Synchronising between kernel launches Ensuring memory coherence during kernel launches in for-loop

Just to confirm, is this the correct way to ensure memory coherence between iterative launches of a kernel using a for loop, where I update some old device memory with update values, computed in the previous kernel launch:

for (unsigned int i = 0; i < N; ++i) {



	cudaMemcpy(d_oldVals, d_newVals, ... , cudaMemcpyDeviceToDevice);



I believe [font=“Courier New”]cudaDeviceSynchronize()[/font] in CUDA 4.0 replaces the now deprecated [font=“Courier New”]cudaThreadSynchronize()[/font] in CUDA 3.2?

Is this right?



You don’t need either cudaDeviceSynchronize() calls in that case. If you are launching into the same stream, and not using the asynchronous versions of memcpy, then coherence between operations is implicit.

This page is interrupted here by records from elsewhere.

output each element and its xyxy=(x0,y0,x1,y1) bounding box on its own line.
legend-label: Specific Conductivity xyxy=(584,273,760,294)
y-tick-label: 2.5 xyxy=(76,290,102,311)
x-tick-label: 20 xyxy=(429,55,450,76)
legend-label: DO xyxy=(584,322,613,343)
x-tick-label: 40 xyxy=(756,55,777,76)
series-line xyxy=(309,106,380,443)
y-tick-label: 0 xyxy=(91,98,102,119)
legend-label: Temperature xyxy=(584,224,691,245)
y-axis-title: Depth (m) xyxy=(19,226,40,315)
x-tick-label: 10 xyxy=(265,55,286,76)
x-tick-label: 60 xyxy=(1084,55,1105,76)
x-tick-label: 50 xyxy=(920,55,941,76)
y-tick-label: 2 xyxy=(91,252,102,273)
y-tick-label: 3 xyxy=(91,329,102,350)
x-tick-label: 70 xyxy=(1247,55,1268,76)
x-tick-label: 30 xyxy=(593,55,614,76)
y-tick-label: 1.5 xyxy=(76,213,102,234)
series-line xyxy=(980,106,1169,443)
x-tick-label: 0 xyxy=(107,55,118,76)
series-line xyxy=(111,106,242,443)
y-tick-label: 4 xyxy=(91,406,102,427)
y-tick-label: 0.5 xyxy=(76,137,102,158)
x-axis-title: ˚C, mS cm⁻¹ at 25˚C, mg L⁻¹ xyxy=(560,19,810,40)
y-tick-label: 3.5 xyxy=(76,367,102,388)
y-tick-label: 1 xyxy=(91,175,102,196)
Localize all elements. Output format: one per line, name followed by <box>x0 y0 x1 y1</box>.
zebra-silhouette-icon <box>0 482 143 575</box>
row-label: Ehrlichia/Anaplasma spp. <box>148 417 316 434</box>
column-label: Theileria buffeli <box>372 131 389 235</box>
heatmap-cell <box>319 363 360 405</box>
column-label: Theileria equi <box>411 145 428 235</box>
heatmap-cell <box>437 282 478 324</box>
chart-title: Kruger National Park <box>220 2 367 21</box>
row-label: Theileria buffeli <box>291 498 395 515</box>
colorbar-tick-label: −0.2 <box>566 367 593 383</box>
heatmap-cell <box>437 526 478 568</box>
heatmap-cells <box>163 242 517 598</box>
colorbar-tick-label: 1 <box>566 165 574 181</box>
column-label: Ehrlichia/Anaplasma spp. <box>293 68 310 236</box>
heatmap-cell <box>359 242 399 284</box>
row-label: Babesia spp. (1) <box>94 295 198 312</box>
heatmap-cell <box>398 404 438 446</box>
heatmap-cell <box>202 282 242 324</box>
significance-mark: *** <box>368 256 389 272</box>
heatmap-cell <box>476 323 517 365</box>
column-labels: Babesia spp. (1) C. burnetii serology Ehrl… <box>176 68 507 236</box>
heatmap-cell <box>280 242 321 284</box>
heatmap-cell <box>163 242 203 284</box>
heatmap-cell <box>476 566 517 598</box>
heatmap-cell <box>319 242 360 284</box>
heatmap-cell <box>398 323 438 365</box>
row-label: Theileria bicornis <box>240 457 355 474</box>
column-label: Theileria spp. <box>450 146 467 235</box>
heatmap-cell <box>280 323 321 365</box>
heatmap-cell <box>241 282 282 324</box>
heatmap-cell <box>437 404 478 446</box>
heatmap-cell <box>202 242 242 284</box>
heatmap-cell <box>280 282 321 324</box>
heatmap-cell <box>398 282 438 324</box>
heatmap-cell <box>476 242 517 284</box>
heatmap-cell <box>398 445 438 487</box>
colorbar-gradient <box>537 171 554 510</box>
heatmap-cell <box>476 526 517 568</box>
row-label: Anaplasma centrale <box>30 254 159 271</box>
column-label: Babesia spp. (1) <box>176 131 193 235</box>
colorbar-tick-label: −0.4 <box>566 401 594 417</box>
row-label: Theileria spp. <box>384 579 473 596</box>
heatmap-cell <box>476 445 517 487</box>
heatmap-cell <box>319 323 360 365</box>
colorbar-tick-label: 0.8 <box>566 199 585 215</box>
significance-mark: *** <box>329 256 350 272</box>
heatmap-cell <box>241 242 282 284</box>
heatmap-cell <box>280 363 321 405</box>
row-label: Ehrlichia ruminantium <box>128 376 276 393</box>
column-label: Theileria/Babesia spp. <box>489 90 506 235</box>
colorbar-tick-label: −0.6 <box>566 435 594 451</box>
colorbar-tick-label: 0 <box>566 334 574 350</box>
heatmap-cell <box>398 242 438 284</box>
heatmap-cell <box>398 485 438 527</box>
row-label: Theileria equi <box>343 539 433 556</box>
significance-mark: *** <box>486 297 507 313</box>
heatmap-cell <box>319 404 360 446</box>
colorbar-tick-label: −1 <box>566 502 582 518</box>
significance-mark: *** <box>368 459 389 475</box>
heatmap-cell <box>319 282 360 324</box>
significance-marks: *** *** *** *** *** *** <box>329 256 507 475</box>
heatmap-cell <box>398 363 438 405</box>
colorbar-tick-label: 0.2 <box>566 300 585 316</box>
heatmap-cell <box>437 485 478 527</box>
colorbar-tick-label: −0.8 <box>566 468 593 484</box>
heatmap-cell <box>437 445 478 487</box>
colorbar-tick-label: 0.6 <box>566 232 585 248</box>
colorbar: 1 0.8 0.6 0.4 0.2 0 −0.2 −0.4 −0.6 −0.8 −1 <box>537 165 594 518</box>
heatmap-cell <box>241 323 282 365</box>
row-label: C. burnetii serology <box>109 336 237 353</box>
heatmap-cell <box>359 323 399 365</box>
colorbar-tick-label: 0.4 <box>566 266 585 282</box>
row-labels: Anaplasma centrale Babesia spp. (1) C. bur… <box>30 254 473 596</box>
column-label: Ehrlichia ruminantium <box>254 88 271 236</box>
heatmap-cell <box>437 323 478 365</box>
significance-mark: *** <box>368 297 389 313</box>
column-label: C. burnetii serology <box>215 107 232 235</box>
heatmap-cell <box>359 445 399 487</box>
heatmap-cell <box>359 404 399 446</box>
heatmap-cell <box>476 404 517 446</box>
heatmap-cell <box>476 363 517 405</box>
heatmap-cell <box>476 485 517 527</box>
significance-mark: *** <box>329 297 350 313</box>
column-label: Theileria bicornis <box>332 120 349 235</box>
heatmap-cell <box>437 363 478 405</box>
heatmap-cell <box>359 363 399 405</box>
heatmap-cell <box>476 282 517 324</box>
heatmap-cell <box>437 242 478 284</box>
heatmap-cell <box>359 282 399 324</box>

avidday, thanks for your info.

Following your advice when I remove the [font=“Courier New”]cudaDeviceSynchronize()[/font]'s the host code appears to asynchronously iterate 512 (?) loop cycles, then blocks and thereafter iterates in step with (what appears to be) kernel execution time. Therefore, when the printout from the for-loop reports 512, only kernel 0 has just finished executing? I expect that at the very end it will just block and wait for all 512 items in the stream to finish? (haven’t tested this)

The kernel launches and cudaMemcpy’s appear to asynchronously fill up the stream, which then executes the queue in sequence? Is that what you mean?

If I need the host to print out which kernel iteration it’s up to, I need those [font=“Courier New”]cudaDeviceSynchronize()[/font]'s in there right?

The cudaMemcpy is a blocking call, so you get implicit synchronization after each cudaMemcpy within the loop. So you don’t need any explicit synchronization calls to make that loop block at each loop iteration. If you are using the WDDM driver on Windows, there might be some operation batching going on, but on a sane platform, you don’t need to do anything.

How can I check if I’m using WDDM driver? And how can I determine/set this batching behaviour?


If you are using Vista, 7, or server 2008, then you are using the WDDM driver, unless you have a Telsa and are using the dedicated TCC compute driver. I can’t help you with the drver runtime batch behavior, beyond saying I understand it exists in recent versions of the toolkit for reasons of latency management. I don’t use CUDA on Windows, sorry.

I am using a Tesla C1060 on Win 7, and therefore I know it’s TCC capable.
How can I check if it is operating in TCC mode.

And what are the benefits of TCC over WDDM, or the other way around?